Au total, en 2009, 140 des 192 membres de l'ONU avaient aboli ou suspendu la peine de mort. Mais ces pays ne rassemblent que 40% de la population mondiale.

L'essentiel de l'Asie et les pays les plus peuplés du monde (Chine, Inde, Indonésie, États-Unis, Pakistan, Japon, Bangladesh etc) continuent d'appliquer la peine de mort sans guère d'état d'âme.

Chez nous, la loi du 10 juillet 1996 abolit la peine de mort du Code pénal. En 2005, fut inséré dans la Constitution l'article 14bis l'abolissant définitivement. La Belgique a également ratifié les 6e et 13e protocoles additionnels de la Convention européenne de sauvegarde des droits de l'homme  interdisant la peine de mort aux États signataires.

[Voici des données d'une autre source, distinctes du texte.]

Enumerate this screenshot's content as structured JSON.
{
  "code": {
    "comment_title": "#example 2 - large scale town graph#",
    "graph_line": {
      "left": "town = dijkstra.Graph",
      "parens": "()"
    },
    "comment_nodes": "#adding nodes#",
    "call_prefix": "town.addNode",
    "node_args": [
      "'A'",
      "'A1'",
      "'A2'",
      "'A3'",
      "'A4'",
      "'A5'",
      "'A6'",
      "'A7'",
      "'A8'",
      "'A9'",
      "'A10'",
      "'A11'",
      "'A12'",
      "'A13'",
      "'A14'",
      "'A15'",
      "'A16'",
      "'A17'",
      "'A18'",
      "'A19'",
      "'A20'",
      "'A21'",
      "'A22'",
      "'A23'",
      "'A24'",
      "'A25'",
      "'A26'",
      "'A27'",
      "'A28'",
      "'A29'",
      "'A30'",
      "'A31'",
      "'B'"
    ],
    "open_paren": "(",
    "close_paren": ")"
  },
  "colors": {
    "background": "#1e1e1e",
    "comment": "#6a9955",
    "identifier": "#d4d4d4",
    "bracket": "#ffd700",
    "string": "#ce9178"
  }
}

Depuis longtemps, les condamnés à la peine de mort bénéficiaient automatiquement d'une grâce royale qui la transformait en détention à perpétuité...sauf pour les condamnations prononcées dans les colonies et visant des indigènes ! Comportement honteux dont on n'a jamais beaucoup parlé.

 

Il y eut des exceptions durant la guerre de 14-18, mais il s'agissait des Tribunaux militaires. Après la première guerre, il y eut quelques condamnés pour intelligence avec l'ennemi mais qui furent grâciés.

 

Après la seconde guerre, on se montra beaucoup plus sévère, la volonté étant de punir ceux qui avaient activement collaboré avec l'occupant. Sur les 1202 personnes condamnées à la peine capitale, 242 furent exécutées ( 106 en Flandre, 122 en Wallonie, 14 à Bruxelles ) entre la Libération et la dernière, en 1950,qui fut l'exécution de Philipp SCHMITT, le commandant du Fort de BREENDONK et de la Caserne DOSSIN.

PHILIPP SCHMITT, SS, dernier fusillé.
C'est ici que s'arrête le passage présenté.